Moody's Investors Service has downgraded the long-term debt ratings of Australia's big four banks to Aa2 from Aa1, citing their relatively high reliance on overseas funds rather than local deposits.
Australia's banks have typically relied on overseas credit markets to finance much of their lending, such as for new mortgages. The ratings cut by Moody's - which brings it in line with Standard & Poor's - may make it marginally more expensive for the banks to tap funds overseas.
To the tune of over $1Trillion gross and $650B net foreign debt.
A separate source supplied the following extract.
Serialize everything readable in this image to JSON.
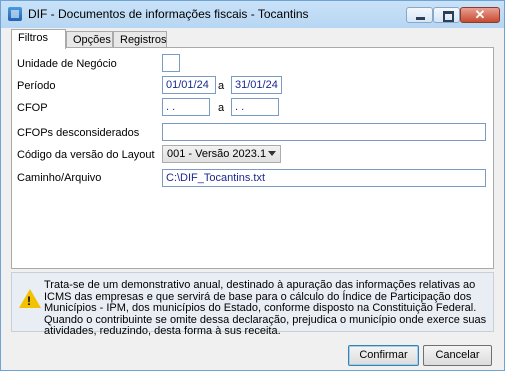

Onya lads.
Cash-strapped borrowers and tight-fisted mortgage insurers are a greater threat to Australian banks than previously thought, says a major ratings agency.
New information shows that Australian mortgage insurers, which secure loans for banks and other lenders, do not always pay the full outstanding amount of mortgages when they fall over which can leave banks out of pocket, according to ratings agency Fitch.
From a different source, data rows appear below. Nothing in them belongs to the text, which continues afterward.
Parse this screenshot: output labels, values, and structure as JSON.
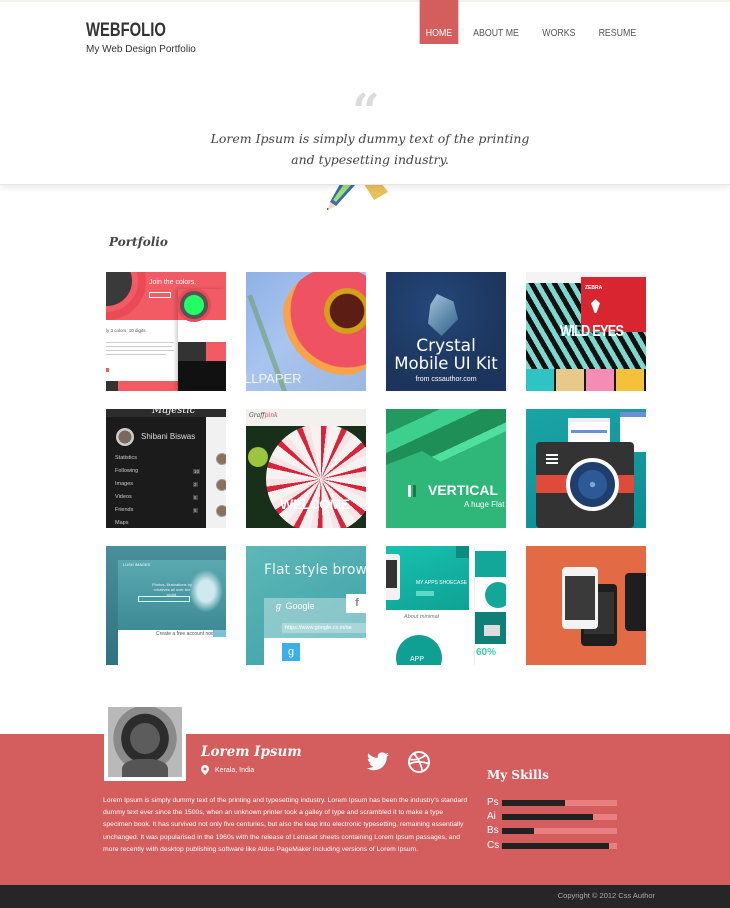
{
  "header": {
    "logo_title": "WEBFOLIO",
    "logo_subtitle": "My Web Design Portfolio",
    "nav": [
      {
        "label": "HOME",
        "active": true
      },
      {
        "label": "ABOUT ME",
        "active": false
      },
      {
        "label": "WORKS",
        "active": false
      },
      {
        "label": "RESUME",
        "active": false
      }
    ],
    "quote_icon": "quote-icon",
    "quote": "Lorem Ipsum is simply dummy text of the printing and typesetting industry."
  },
  "portfolio": {
    "title": "Portfolio",
    "tiles": [
      {
        "name": "join-the-colors",
        "caption": "Join the colors.",
        "subcaption": "ly 3 colors, 10 digits"
      },
      {
        "name": "flower-wallpaper",
        "caption": "LLPAPER"
      },
      {
        "name": "crystal-mobile-ui-kit",
        "caption_line1": "Crystal",
        "caption_line2": "Mobile UI Kit",
        "subcaption": "from cssauthor.com"
      },
      {
        "name": "zebra-wild-eyes",
        "brand": "ZEBRA",
        "caption": "WILD EYES"
      },
      {
        "name": "majestic-profile",
        "title": "Majestic",
        "user": "Shibani Biswas",
        "menu": [
          {
            "label": "Statistics",
            "count": ""
          },
          {
            "label": "Following",
            "count": "10"
          },
          {
            "label": "Images",
            "count": "2"
          },
          {
            "label": "Videos",
            "count": "5"
          },
          {
            "label": "Friends",
            "count": "5"
          },
          {
            "label": "Maps",
            "count": ""
          }
        ]
      },
      {
        "name": "graff-pink-welcome",
        "brand_a": "Graff",
        "brand_b": "pink",
        "caption": "WELCOME"
      },
      {
        "name": "vertical-flat",
        "caption": "VERTICAL",
        "subcaption": "A huge Flat"
      },
      {
        "name": "camera-app-icon"
      },
      {
        "name": "lush-images",
        "brand": "LUSH IMAGES",
        "hero_text": "Photos, illustrations by creatives all over the world.",
        "cta": "Create a free account now"
      },
      {
        "name": "flat-style-browser",
        "caption": "Flat style browse",
        "google": "Google",
        "url": "https://www.google.co.in/se",
        "fb": "f",
        "g": "g"
      },
      {
        "name": "my-apps-showcase",
        "caption": "MY APPS SHOECASE",
        "about": "About minimal",
        "app": "APP",
        "percent": "60%"
      },
      {
        "name": "flat-phones"
      }
    ]
  },
  "profile": {
    "name": "Lorem Ipsum",
    "location": "Kerala, India",
    "social": [
      "twitter-icon",
      "dribbble-icon"
    ],
    "bio": "Lorem Ipsum is simply dummy text of the printing and typesetting industry. Lorem Ipsum has been the industry's standard dummy text ever since the 1500s, when an unknown printer took a galley of type and scrambled it to make a type specimen book. It has survived not only five centuries, but also the leap into electronic typesetting, remaining essentially unchanged. It was popularised in the 1960s with the release of Letraset sheets containing Lorem Ipsum passages, and more recently with desktop publishing software like Aldus PageMaker including versions of Lorem Ipsum.",
    "skills_title": "My Skills",
    "skills": [
      {
        "label": "Ps",
        "percent": 55
      },
      {
        "label": "Ai",
        "percent": 79
      },
      {
        "label": "Bs",
        "percent": 28
      },
      {
        "label": "Cs",
        "percent": 93
      }
    ]
  },
  "footer": {
    "copyright": "Copyright © 2012 Css Author"
  },
  "colors": {
    "accent": "#d45d5d",
    "footer": "#262626",
    "skill_track": "#e7807f",
    "skill_fill": "#222222"
  }
}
Based on its findings, Fitch moved 54 tranches of residential mortgage backed securities (RMBS) from ratings watch "stable" to "negative". Mortgage backed securities are home loans which are bundled together and sold to institutional investors by banks and mortgage lenders.
"While the LMI providers in Australia and New Zealand have shown a willingness to pay valid claims, recent years' surveillance data show that not all claims are paid-in-full,” said Natasha Vojvodic, head of Australian structured finance at Fitch.